Schwalbe-Koda Daniel, Hamel Sebastien, Sadigh Babak, Zhou Fei, Lordi Vincenzo
Lawrence Livermore National Laboratory, Livermore, CA, 94550, USA.
Department of Materials Science and Engineering, University of California, Los Angeles, CA, 90095, USA.
Nat Commun. 2025 Apr 29;16(1):4014. doi: 10.1038/s41467-025-59232-0.
An accurate description of information is relevant for a range of problems in atomistic machine learning (ML), such as crafting training sets, performing uncertainty quantification (UQ), or extracting physical insights from large datasets. However, atomistic ML often relies on unsupervised learning or model predictions to analyze information contents from simulation or training data.

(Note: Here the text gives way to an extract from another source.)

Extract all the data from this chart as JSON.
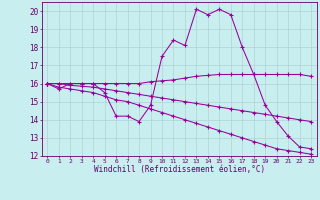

Here, we introduce a theoretical framework that provides a rigorous, model-free tool to quantify information contents in atomistic simulations. We demonstrate that the information entropy of a distribution of atom-centered environments explains known heuristics in ML potential developments, from training set sizes to dataset optimality. Using this tool, we propose a model-free UQ method that reliably predicts epistemic uncertainty and detects out-of-distribution samples, including rare events in systems such as nucleation. This method provides a general tool for data-driven atomistic modeling and combines efforts in ML, simulations, and physical explainability.
对信息的准确描述与原子机器学习(ML)中的一系列问题相关,例如构建训练集、进行不确定性量化(UQ)或从大型数据集中提取物理见解。然而,原子ML通常依赖无监督学习或模型预测来分析来自模拟或训练数据的信息内容。在此,我们引入一个理论框架,该框架提供了一种严格的、无模型的工具来量化原子模拟中的信息内容。我们证明,以原子为中心的环境分布的信息熵解释了ML势发展中已知的启发式方法,从训练集大小到数据集最优性。使用这个工具,我们提出了一种无模型的UQ方法,该方法能够可靠地预测认知不确定性并检测分布外样本,包括成核等系统中的罕见事件。这种方法为数据驱动的原子建模提供了一个通用工具,并结合了ML、模拟和物理解释性方面的工作。